12-12-2017, 09:12 AM
A storage area network (SAN) is a network that provides access to consolidated block level data storage. SANs are mainly used to improve storage devices, such as disk arrays, tape libraries and optical jukeboxes, accessible to servers so that devices are displayed to the operating system as locally connected devices. A SAN generally has its own network of storage devices that are generally not accessible through the local area network (LAN) by other devices. The cost and complexity of SANs declined in the early 2000s to levels that allow for broader adoption in business environments and small- and medium-scale commercial environments. A SAN does not provide file abstraction, only block-level operations. However, file systems built on SAN provide file-level access and are known as shared disk file systems.
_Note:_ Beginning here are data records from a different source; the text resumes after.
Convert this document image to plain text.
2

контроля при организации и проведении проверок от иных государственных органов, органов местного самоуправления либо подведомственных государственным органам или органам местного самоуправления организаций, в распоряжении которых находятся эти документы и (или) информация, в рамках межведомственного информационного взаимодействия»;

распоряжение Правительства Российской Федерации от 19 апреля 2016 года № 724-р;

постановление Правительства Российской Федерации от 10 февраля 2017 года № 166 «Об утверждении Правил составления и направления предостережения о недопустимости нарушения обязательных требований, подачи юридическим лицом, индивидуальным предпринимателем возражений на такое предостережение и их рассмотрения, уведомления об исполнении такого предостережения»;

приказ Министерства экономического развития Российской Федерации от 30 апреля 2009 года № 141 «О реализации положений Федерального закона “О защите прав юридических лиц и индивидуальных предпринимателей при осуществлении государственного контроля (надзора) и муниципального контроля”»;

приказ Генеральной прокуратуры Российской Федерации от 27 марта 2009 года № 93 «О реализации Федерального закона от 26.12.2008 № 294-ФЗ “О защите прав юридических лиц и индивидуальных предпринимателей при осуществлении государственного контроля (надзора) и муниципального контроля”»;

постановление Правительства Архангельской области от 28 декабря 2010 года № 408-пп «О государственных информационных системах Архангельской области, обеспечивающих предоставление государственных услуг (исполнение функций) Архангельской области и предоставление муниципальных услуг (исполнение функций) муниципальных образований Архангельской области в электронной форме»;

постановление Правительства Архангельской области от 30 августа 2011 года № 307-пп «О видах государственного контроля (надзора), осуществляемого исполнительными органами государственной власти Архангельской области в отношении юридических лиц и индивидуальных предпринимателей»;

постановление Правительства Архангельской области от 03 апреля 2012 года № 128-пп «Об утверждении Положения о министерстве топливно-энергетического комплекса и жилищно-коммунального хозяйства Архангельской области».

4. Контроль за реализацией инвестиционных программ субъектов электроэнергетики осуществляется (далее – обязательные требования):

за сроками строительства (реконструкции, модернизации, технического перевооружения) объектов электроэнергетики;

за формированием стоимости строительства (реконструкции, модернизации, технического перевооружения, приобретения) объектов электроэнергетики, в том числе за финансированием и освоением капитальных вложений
Historically data centers first created "islands" of SCSI disk arrays as Direct Attached Storage (DAS), each dedicated to an application, often visible as a number of "virtual hard drives" addressed as Logical Unit Numbers. (MON). Essentially, a SAN consolidates such storage islands together through a high-speed network. Operating systems maintain their own file systems on their own dedicated and non-shared LUNs, as if they were local to themselves. If several systems were simply to try to share a LUN, these would interfere with each other and quickly corrupt the data. Any planned exchange of data on different computers within a LUN requires software, such as SAN file systems or clustered computing. Despite these problems, SANs help to increase the use of storage capacity, since several servers consolidate their private storage space in the disk arrays. Common uses of a SAN include the provision of transactionally accessed data that requires high-speed block-level access to hard disks, such as email servers, databases, and high-use file servers.